I have a friend who I have known for almost three years now, ever since eighth grade. We have been fairly close for two years (I’m in tenth grade now). For a while, this friendship has been good, if a bit stressful for me. I struggle with talking about my feelings and standing up to people, and none of my relationships in the past have been that great. Around the end of the last school year, our friendship started going downhill. He doesn’t know it, even though I have been trying to be honest with him for a couple of months now. He hits me and invades my personal space, thinking it is just playful, while it really makes me uncomfortable. I’ve talked to him about this. Nothing has changed. He sometimes talks to me in a way that makes me feel like an idiot, and nothing I say really changes his ways. Recently he’s been telling me I’m a lesbian, first jokingly, but now in more of a forceful way. I’m not. He even told one of my friends that he thinks I’m a lesbian, which I heard from her later. He is very clingy and pushes others away from being around me. Sometimes he blocks me against a wall with his body. I don’t think this is on purpose, but it freaks me out.
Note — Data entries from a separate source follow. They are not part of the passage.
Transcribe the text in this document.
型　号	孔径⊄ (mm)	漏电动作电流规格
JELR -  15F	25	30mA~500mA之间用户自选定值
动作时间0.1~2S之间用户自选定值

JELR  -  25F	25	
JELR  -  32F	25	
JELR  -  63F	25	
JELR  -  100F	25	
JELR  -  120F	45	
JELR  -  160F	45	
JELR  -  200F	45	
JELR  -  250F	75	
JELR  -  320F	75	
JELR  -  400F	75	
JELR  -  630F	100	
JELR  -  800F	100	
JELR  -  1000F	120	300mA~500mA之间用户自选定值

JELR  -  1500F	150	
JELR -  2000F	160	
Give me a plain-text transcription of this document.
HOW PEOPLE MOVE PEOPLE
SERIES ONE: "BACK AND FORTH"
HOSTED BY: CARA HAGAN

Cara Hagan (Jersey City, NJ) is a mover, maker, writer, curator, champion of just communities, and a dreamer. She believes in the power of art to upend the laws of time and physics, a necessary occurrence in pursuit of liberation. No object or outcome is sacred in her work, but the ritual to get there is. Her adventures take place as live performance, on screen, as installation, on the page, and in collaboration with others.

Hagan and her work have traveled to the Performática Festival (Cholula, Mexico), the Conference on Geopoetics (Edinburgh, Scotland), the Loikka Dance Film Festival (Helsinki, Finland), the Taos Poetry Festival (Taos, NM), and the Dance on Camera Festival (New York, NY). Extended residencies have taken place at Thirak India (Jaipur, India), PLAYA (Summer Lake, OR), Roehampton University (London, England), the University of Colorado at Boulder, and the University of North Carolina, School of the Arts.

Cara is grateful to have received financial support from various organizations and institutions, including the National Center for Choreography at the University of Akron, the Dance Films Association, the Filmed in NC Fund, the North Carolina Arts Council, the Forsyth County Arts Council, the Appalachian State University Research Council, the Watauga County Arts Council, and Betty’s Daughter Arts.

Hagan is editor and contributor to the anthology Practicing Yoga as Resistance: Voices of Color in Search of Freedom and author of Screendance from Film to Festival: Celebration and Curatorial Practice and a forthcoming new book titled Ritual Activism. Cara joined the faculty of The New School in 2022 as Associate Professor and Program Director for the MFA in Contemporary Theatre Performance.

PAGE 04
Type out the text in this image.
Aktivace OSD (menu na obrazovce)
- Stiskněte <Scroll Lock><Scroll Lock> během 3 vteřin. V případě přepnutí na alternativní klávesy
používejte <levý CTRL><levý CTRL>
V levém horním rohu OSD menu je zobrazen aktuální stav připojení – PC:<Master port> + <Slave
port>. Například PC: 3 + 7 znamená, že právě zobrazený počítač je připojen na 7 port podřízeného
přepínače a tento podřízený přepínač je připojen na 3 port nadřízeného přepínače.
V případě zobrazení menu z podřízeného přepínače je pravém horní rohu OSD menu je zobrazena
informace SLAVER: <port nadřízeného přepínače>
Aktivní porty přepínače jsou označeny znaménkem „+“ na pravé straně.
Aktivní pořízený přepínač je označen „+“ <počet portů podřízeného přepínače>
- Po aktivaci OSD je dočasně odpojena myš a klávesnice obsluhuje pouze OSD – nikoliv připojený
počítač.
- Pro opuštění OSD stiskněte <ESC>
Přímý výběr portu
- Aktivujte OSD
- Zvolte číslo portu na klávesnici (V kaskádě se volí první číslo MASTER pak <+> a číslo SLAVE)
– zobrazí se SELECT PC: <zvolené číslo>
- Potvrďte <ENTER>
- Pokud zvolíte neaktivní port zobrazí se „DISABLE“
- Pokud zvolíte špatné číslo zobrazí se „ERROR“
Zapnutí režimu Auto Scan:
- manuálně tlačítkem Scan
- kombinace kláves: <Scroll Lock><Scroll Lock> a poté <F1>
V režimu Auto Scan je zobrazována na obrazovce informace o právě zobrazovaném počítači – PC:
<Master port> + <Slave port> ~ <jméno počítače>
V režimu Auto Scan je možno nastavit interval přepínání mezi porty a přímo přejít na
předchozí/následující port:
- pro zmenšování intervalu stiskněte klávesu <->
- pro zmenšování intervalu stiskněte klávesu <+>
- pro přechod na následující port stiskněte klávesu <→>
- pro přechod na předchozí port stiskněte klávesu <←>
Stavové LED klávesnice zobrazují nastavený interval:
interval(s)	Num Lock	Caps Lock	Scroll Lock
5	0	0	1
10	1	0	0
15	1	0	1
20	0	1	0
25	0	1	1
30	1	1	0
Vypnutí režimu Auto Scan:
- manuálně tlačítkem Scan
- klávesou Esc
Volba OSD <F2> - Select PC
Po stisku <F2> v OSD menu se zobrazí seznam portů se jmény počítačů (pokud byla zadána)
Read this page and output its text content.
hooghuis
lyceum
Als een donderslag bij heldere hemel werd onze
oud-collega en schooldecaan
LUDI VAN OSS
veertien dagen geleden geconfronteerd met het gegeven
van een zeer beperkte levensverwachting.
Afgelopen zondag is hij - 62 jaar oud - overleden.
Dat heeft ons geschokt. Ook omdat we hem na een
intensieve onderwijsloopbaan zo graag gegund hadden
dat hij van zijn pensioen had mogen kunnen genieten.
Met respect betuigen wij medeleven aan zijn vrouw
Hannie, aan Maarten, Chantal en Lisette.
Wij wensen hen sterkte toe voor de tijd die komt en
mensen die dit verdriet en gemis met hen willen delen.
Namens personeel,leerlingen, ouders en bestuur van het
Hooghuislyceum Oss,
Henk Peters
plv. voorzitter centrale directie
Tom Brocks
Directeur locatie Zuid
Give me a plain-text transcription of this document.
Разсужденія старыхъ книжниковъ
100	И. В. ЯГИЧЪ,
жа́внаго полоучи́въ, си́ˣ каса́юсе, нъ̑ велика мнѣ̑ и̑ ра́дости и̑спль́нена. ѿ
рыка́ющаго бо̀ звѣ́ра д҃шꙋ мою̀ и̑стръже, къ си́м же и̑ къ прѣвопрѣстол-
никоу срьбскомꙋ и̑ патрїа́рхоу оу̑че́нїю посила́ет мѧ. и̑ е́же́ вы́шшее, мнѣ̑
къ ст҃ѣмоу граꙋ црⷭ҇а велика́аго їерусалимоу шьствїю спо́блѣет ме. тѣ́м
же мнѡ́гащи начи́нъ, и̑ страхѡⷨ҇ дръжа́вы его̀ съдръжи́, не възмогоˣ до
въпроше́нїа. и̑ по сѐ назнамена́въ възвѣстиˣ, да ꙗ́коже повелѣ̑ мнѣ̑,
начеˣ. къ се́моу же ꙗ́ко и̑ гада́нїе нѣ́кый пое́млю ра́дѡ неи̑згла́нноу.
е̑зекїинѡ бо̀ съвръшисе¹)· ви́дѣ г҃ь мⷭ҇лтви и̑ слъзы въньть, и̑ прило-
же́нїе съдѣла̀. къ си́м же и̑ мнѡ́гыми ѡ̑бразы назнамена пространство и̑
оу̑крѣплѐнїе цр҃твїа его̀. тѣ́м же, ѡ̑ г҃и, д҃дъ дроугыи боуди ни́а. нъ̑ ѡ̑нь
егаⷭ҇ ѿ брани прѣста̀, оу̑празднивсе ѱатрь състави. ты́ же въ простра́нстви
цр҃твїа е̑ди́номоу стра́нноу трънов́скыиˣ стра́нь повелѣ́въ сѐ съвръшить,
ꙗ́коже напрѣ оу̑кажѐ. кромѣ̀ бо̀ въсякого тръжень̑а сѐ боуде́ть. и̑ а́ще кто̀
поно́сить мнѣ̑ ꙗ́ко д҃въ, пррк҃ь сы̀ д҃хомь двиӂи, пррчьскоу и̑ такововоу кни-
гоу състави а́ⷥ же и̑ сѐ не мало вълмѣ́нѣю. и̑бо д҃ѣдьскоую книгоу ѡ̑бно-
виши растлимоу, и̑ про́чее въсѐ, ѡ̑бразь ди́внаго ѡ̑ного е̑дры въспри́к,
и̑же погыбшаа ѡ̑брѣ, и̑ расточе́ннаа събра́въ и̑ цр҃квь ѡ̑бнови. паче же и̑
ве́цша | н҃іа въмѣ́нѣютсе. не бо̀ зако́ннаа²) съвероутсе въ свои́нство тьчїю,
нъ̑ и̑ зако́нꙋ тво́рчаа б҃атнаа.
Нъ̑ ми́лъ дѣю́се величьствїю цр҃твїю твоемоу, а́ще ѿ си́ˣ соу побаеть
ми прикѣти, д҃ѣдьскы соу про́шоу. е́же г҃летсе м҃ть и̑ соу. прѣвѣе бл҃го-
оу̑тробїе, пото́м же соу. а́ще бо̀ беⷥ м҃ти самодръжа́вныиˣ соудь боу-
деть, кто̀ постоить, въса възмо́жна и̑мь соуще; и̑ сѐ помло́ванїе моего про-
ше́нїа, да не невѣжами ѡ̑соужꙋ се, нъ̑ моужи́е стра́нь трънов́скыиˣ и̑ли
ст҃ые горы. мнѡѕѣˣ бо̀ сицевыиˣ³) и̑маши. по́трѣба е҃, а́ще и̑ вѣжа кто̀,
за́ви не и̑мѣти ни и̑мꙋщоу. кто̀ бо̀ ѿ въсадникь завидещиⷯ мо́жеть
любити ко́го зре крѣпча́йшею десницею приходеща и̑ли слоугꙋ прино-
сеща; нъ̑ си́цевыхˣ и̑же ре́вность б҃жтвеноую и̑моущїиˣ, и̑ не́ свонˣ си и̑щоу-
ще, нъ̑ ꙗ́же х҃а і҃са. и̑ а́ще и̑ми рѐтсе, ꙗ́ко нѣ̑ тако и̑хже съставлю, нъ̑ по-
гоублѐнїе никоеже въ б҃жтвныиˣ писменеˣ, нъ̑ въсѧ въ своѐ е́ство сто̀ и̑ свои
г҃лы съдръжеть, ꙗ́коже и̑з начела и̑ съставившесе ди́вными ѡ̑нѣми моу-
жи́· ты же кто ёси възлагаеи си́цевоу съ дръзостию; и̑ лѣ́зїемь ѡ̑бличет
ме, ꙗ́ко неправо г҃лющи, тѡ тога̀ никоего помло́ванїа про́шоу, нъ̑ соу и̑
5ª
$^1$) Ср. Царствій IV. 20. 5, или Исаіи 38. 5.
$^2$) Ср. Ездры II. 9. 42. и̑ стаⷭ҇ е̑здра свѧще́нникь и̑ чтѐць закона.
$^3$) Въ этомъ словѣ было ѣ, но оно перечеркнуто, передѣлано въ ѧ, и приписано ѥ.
I’ve tried to distance myself from him. I addressed some of these issues in an email I sent him (I’m not very comfortable saying things to people in person), but he only brushed the concerns off. I’m afraid if I’m too harsh I’ll hurt him. He is very sensitive and doesn’t have many kind people in his life. If I don’t sit with him at lunch, he’ll pretty much hunt me down to find out why. I’m considering quitting theatre (even though I love it) because it means more time with him. I have also considered switching to online school, but I really just want to end this friendship once and for all. What do I do?

Linda replies

A friend, by its very definition, is someone whom we can trust with our innermost secrets, someone who listens and cares, and someone who is with us through the good times and the bad. It’s certainly not someone who makes you feel like an “idiot” or who insinuates you are a lesbian in an effort to be hurtful. The fact he’s hunting you down, invading your personal space and occasionally blocking you against a wall is not okay. It’s small wonder you’ve grown weary of such childish behavior.

One of two things may be going on here. Is it possible this friend may have feelings for you? He could be making sarcastic comments that you must be a lesbian because he’s angry you don’t reciprocate those feelings. Sometimes people say hurtful things when they aren’t getting the kind of attention they are desiring. If you feel positive he’s not interested in you in a romantic way then his actions and behavior are likely signs of immaturity.

What I can tell you is that some friends are only meant to be in our lives for a season. Not everyone is destined to become a lifelong friend.